Mwendokasi when turning (2020)

- Feeder Stations: Feeder stations allow passengers to transfer from feeder routes onto trunk stations. There are also connections to ferry service along the waterfront: to Zanzibar at Halmashauri ya Jiji (City Council) station, and to Kigamboni at Kivukoni Terminus.

=== Buses ===
The BRT system operates a fleet of 140 Golden Dragon buses. There are two types of buses operated along the routes, one which is 18 meters long with a carrying capacity of 150 passengers and the other which is 12 meters long with a carrying capacity of 80 passengers. In January, 2022 fleet size increased to 210 after receiving donated buses by the Tanzania Revenue Authority.

== Routes and Stations ==

There are six planned phases that will serve over 90% of the city's population and currently only Phase I is operational.
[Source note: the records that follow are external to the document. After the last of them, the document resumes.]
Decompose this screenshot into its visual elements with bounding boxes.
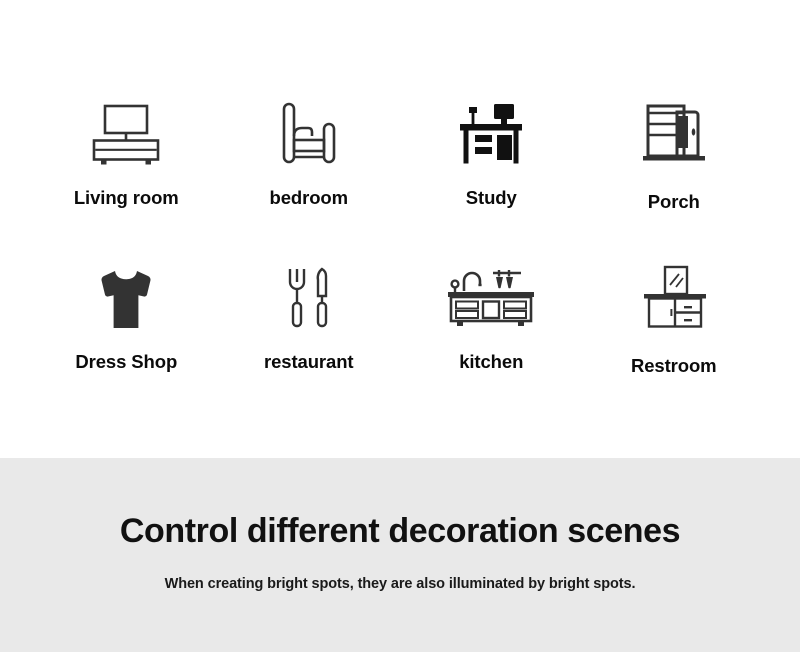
scene-label: bedroom [270, 189, 348, 208]
scene-showcase-page: Living room bedroom [0, 0, 800, 669]
scene-label: Porch [648, 193, 700, 212]
tv-console-icon [90, 96, 162, 172]
scene-label: kitchen [459, 353, 523, 372]
scene-label: Living room [74, 189, 179, 208]
bed-icon [278, 96, 340, 172]
vanity-mirror-icon [638, 260, 710, 340]
scene-item-porch[interactable]: Porch [583, 96, 766, 212]
promo-banner-content: Control different decoration scenes When… [0, 458, 800, 593]
scene-icon-grid: Living room bedroom [0, 0, 800, 458]
promo-banner: Control different decoration scenes When… [0, 458, 800, 652]
banner-title: Control different decoration scenes [0, 458, 800, 550]
banner-footer-spacer [0, 652, 800, 669]
scene-item-living-room[interactable]: Living room [35, 96, 218, 212]
study-desk-icon [456, 96, 526, 172]
scene-label: Restroom [631, 357, 717, 376]
scene-item-kitchen[interactable]: kitchen [400, 260, 583, 376]
tshirt-icon [91, 260, 161, 336]
scene-item-restroom[interactable]: Restroom [583, 260, 766, 376]
banner-subtitle: When creating bright spots, they are als… [0, 550, 800, 593]
shoe-cabinet-icon [641, 96, 707, 172]
kitchen-counter-icon [446, 260, 536, 336]
scene-item-restaurant[interactable]: restaurant [218, 260, 401, 376]
scene-row-2: Dress Shop restaurant [35, 212, 765, 376]
scene-row-1: Living room bedroom [35, 0, 765, 212]
scene-item-study[interactable]: Study [400, 96, 583, 212]
scene-item-dress-shop[interactable]: Dress Shop [35, 260, 218, 376]
fork-knife-icon [283, 260, 335, 336]
scene-label: restaurant [264, 353, 353, 372]
scene-label: Study [466, 189, 517, 208]
scene-label: Dress Shop [75, 353, 177, 372]
scene-item-bedroom[interactable]: bedroom [218, 96, 401, 212]
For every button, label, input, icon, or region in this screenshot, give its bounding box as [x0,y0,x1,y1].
Phase II is under construction.

- Phase I from Kimara along Mororogo, Kawawa and Msimbazi Street ending at Kivukoni and Gerezani: 20.9 km
- Phase II from along Kilwa, Kawawa, Bandari, Sokoine road to Kivukoni : 20.3 km
- Phase III from Gongolamboto to Kivukoni and Gerezani along Nyerere, Bibi Titi, Nkurumah, Azikiwe and Uhuru roads: 23.6 km
- Phase IV from Boko Basihaya along Bagamoyo and Sam Nujoma Road to Kivukoni and Ubungo: 30.1 km
- Phase V from Nyerere bridge (Kigamboni) along Mandela and Tabata Roads to Segerea and Ubungo: 26 km
- Phase VI from Kawe along Old Bagamoyo Road and the extension of BRT Phase I &II to Morocco, Vikindu and Kibaha: 33.5 km

==Awards==
- 2017 : Institute for Transport and Development Policy : Sustainable Transport Award.
- 2018 : Institute for Transport and Development Policy : Sustainable Transit Global Award.